If Beale Street Could Talk and Carol: Mid-Century Melodrama

When a melodrama works, words fail. A loud dress does the talking, or a graceful camera move, or a rapturous score. A stolen glance (over lunch with poached eggs and creamed spinach, perhaps, and a martini) conveys more than your awkward words ever could. This decade hosted two new all-timers to the melodrama canon. Based on novels by James Baldwin and Patricia Highsmith, If Beale Street Could Talk and Carol achieve a state of melodrama nirvana. Todd Haynes and Barry Jenkins bathe their portraits of mid-century NYC in delicious period detail. Each film has a score to stop your heart, and each is its own triumph in production design, cinematography, and acting. The sum of all these parts is their romantic lure. This is cinema to make you swoon.

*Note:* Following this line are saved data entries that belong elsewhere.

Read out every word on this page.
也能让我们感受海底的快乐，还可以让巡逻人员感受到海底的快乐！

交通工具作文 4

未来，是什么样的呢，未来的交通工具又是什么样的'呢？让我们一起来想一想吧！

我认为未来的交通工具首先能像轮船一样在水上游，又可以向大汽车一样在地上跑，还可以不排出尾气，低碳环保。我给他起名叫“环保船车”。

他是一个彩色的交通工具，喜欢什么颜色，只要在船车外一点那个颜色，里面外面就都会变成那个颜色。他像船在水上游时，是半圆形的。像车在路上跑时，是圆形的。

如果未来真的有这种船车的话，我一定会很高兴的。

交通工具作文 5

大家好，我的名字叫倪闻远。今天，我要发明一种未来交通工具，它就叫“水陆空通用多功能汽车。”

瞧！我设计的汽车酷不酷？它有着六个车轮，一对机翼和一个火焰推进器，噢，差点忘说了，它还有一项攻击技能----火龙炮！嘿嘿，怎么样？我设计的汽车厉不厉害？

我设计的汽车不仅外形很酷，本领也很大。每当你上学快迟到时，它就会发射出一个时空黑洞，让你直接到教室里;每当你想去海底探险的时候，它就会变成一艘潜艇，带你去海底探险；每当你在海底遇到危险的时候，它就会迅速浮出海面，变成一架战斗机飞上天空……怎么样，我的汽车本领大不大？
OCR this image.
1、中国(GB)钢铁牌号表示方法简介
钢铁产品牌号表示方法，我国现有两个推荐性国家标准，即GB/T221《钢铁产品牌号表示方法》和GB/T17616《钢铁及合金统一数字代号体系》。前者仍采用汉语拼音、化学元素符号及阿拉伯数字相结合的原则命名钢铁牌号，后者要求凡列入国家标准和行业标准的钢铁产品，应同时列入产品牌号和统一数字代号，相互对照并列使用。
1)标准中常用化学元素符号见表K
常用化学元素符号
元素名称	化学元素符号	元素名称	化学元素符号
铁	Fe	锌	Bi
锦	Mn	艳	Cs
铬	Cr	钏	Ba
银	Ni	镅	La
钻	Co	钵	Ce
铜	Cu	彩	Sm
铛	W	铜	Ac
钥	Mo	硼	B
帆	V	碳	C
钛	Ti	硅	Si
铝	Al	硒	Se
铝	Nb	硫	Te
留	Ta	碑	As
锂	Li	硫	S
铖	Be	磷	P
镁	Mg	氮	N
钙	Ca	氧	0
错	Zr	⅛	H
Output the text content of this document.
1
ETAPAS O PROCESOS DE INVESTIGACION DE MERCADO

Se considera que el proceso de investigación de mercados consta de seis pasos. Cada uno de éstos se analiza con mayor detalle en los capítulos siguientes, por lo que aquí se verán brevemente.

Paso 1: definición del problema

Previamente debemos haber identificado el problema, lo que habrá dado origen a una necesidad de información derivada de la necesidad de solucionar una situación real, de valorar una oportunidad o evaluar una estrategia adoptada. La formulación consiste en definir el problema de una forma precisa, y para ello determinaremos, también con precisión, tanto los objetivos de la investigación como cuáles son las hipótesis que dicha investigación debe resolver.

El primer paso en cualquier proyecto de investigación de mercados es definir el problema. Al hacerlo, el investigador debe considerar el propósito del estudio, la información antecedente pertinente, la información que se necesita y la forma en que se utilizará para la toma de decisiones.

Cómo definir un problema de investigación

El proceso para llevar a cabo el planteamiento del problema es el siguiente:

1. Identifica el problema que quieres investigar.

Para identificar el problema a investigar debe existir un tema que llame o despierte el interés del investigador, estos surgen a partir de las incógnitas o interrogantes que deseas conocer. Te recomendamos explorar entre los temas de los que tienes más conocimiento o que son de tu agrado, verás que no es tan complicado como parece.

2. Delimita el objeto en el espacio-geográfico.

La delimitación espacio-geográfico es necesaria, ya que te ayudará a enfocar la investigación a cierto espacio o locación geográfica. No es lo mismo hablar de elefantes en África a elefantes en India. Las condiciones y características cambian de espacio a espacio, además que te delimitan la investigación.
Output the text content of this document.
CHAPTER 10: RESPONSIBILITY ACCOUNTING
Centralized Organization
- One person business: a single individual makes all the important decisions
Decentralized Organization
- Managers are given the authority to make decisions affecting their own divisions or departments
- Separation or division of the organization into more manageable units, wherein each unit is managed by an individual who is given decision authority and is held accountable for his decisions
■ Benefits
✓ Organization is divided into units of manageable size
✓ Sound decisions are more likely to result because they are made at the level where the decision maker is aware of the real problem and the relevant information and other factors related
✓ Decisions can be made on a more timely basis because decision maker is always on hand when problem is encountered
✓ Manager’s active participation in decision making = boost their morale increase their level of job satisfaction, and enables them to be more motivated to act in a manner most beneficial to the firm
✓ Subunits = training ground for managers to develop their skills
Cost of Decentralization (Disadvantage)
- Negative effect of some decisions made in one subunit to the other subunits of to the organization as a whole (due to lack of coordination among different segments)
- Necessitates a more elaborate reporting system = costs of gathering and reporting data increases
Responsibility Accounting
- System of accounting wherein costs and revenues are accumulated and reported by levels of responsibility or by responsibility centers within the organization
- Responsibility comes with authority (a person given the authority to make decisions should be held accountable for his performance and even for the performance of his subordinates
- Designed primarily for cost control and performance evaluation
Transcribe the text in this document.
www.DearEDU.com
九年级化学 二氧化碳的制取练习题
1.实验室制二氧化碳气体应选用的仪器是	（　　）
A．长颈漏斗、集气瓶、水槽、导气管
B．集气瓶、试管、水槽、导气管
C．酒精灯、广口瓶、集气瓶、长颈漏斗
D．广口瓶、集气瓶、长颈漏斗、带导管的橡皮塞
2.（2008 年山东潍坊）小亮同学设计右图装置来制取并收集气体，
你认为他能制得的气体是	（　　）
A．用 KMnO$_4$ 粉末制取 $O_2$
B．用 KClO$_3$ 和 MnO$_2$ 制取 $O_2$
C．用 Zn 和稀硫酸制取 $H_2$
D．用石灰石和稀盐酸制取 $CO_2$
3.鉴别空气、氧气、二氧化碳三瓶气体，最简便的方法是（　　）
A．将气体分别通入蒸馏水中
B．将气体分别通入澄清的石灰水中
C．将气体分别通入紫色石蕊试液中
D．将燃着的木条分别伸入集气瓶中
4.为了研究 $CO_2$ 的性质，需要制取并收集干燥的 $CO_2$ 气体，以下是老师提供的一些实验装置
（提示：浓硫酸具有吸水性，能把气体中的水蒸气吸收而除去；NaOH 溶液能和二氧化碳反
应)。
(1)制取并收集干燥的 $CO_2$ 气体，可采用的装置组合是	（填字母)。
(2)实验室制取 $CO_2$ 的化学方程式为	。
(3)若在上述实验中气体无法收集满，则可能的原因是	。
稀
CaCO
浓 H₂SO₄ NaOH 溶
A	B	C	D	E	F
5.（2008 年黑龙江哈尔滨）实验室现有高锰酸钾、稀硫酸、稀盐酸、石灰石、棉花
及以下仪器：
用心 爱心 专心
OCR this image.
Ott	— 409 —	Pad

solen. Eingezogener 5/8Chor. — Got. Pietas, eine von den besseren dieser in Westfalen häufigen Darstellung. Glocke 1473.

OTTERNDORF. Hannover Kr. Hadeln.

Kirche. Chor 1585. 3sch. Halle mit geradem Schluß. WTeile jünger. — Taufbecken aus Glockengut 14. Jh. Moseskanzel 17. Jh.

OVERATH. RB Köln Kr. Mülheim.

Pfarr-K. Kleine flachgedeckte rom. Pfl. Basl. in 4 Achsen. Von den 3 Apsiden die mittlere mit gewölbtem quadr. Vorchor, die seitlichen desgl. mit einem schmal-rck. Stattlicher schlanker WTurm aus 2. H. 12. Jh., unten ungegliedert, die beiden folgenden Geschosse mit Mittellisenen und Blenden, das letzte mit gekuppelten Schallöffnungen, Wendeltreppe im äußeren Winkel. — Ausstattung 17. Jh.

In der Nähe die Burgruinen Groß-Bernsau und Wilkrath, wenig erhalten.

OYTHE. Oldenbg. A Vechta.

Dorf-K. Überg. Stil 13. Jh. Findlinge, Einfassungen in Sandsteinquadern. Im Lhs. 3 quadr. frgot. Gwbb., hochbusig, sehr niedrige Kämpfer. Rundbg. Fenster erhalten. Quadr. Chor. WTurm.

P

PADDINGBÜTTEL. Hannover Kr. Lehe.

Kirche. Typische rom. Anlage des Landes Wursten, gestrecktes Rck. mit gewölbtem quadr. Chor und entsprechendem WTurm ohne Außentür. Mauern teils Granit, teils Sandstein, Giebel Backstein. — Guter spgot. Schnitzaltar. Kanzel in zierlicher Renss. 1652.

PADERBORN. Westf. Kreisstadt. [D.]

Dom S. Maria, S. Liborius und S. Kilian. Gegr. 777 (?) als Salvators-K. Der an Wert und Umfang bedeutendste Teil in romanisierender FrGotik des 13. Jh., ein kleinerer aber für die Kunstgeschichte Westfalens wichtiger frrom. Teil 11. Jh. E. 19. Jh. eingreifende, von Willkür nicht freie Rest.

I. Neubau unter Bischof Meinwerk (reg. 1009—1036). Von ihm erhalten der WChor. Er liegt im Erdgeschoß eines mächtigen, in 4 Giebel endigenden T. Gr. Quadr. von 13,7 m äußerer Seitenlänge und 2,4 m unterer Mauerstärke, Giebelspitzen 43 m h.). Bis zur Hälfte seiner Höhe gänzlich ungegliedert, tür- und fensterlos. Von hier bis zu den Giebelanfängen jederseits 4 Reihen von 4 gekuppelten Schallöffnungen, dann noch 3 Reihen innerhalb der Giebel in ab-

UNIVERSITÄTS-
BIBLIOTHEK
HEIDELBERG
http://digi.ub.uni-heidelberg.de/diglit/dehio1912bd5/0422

The films seduce with their sights and sounds, only to ravage you with their depictions of American persecution. “Love is so simple,” so the phrase goes, but not if you’re black or gay in America.

The Babadook and We Need to Talk About Kevin: The Horrors of Motherhood

“It is a very taboo subject,” Jennifer Kent said in a 2014 interview, “to say that motherhood is anything but a perfect experience for women.” We witnessed an undeniable boon in non-traditional horror cinema this decade. From Jordan Peele’s “social thrillers” to A24’s “elevated horror,” the genre saw a spike in interest from voices not often heard in the arena. Chief among them were women, who wrote and directed a number of entries in the genre that confronted the horrors of being a woman today. Films by Julia Ducournau (Raw), Coralie Fargeat (Revenge), and Sophia Takal (Black Christmas) all come to mind, but this double feature pairs two films on the horrors of motherhood. The mothers of The Babadook and We Need to Talk About Kevin are both dogged by a scandalous resentment toward their sons (to be fair, one’s a handful and the other’s a sociopath). Kent and Lynne Ramsay explore the same unspeakable question – “What if I hate my child?” – steering horror onto uncomfortable, thrilling new terrain.

Good Time and Her Smell: Panic Attack Cinema

Film grain sprayed across the screen like viscera. Sound design clangs to make an MRI sound melodic. Repellent lead characters incapable of making a good decision. The films of this double feature induce a wondrous, near-nonstop panic. You either love it or you tap out within 10 minutes. Sean Price Williams, a chief architect of how American independent films looked this decade, shot both features. His images jitter with a prickly energy to match these self-destructive leads. The off-putting aesthetic has a genuine punk vigor; these films aren’t afraid to come on strong and weed people out. Just try listening to the score for either film outside of the movies themselves. You can’t do it. They are migraine mix-tapes. The aggressive style serves the substance of each film. One can’t fathom the escalating crime spree of Good Time or the manic meltdowns of Her Smell without the surrounding sensory assault. These films find young filmmakers at the top of their maximalist, more-is-more game. Their “mature periods” can wait.

The Tree of Life and Hale County This Morning, This Evening: American Life, In Fragments

Hale County and The Tree of Life epitomize a cinema of poetic fragments. The latter does so on a grand scale: Its cosmic scope, A-list talent, and VFX sequences make it arguably the most expensive experimental film ever made. Propelled by free-floating images of suburban childhood, the film unfolds more as a collection of romanticized memories than a traditional narrative. RaMell Ross achieves a comparable effect in a very different setting with Hale County, despite working in nonfiction and with no budget. Ross creates images with a DSLR camera that can suck the breath right out of your lungs. He filmed 1,300 hours of footage over five years for this project, which in final form runs little over 70 minutes. Like Malick, he shoots forever and finds the structure in the edit. And like Malick, he peppers his images with elegiac questions like “What is the orbit of our dreaming?” A feature debut for one director and a career culmination for another, Hale County and The Tree of Life reveal the possibilities still untapped for experimental narrative cinema.